I am designing a new experience for an e-commerce website that will go live soon and i will want to check it's conversion rate in terms of "My cart" feature.

I thought it will be a good "call to action" when adding an item to cart will switch the cart view (located in the header) to the total amount of his products in his cart so far. I like it when the user gets a good feedback . what do you think?? should i stick with just showing how many items were added ? or show the total cost? do you think it is this intimidate for the user?

  • Why not show both? Commented Feb 9, 2015 at 20:08
  • 1
    I will test it. the thing is that next to it there is a "my fav " list and i don't want the header to be too overload with information
    – Adi Danot
    Commented Feb 9, 2015 at 20:13

4 Answers 4


As the user navigates your site, I suggest having a persistent display of the number of items in the cart:

  1. It's standard to show the number of items in a cart (reference Amazon, Nordstrom, etc.)
  2. The user is likely shopping and thinking about "what" they are buying
  3. The user probably doesn't want to be reminded constantly about how much they are going to be spending because that is information that might be stressful to them. Once they are ready to check out, they will see this information.

As a user adds an item to the cart, you can show an animation near the cart about what item was added and how much it costs, but that info should probably fade after a couple seconds.

  • Lauren makes a good point here. To add to that, here is a further resource that you can use as a checklist to ensure that the rest of the online shop promotes good user experience. - smashingmagazine.com/2009/10/08/…
    – Desi
    Commented Feb 10, 2015 at 10:22
  • Citing Amazon as an example is a dangerous path because Jeff Bezos is known to micromanage the design process often times resulting in quite the horrible decisions.
    – dnbrv
    Commented Feb 11, 2015 at 8:54

Something else to consider regarding showing price is how the price will change with tax and/or shipping added. The number of items won't be affected by actions later down the check-out flow.
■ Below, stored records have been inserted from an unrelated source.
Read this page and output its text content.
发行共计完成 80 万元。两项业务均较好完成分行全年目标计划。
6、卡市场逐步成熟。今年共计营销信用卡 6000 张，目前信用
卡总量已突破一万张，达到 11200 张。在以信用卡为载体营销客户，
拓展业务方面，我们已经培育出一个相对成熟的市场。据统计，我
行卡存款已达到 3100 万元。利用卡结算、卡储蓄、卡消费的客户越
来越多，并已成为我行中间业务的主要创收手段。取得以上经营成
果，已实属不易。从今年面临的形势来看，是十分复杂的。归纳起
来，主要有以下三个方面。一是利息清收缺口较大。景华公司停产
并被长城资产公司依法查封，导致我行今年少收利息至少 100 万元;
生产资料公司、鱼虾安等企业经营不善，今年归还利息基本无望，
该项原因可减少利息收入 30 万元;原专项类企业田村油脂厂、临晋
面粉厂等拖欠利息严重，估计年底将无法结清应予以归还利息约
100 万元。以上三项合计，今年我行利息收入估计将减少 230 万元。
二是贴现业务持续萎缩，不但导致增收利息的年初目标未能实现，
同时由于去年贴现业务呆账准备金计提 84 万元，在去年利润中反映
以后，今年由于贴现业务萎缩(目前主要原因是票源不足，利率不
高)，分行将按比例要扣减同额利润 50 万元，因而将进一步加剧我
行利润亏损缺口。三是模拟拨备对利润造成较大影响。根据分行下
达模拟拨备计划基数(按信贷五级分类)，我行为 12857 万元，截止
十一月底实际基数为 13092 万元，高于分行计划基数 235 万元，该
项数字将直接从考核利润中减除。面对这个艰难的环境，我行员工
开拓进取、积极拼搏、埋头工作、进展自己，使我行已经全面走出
For example, if the user selects a shipping option or enters a shipping address and then goes back to shop more, do you show the updated price or not?

What if the user adds another item to their cart which pushes them up a shipping tier? The total of the cart would increase by more than the value of the item added - which doesn't look good!

update Your comment changes the question significantly, therefore, if the donation to charity made by your site is a motivating factor in the use of the site, then it seems reasonable to show the price/donation alongside the number of items.

Especially if the shipping costs issue is not relevant.

  • Yes you are right, but first of all since its a trial version we will have free shipping. This is an commerce that donates certain amount from the total cost to a charity organization so I'm thinking i should present the total amount the customer will donate with the amount of product he will purchase. this is better then telling him how much he will spend and it is aligned with the purpose of this website
    – Adi Danot
    Commented Feb 10, 2015 at 20:20
  • That changes the scenario significantly. If the amount spent and donated is a motivation for using the site, it would seem a good idea to indicate that.
    – Steven
    Commented Feb 10, 2015 at 21:43

In a quick survey, Amazon, Wal Mart and Best Buy all opted to show just the number of items in the cart (not the amount).

I'm not sure why, but I can imagine that it hurts business to show the amount as it accumulates even though it would provide a better UX. Users might think "gosh- I already have spent more than $500- I better take something out of my cart". Or, they may have determined only power/advanced users want to see this information so the number of items is simpler.

I would vote to show both if you can, but when in doubt I would follow the precedent set by industry leaders.


Showing number of items in the basket provides just enough feedback to keep the user shopping and assuring him/her that the selected items have been added to the basket. Showing the user more than that without Explicit action from the user is more likely to become a distraction.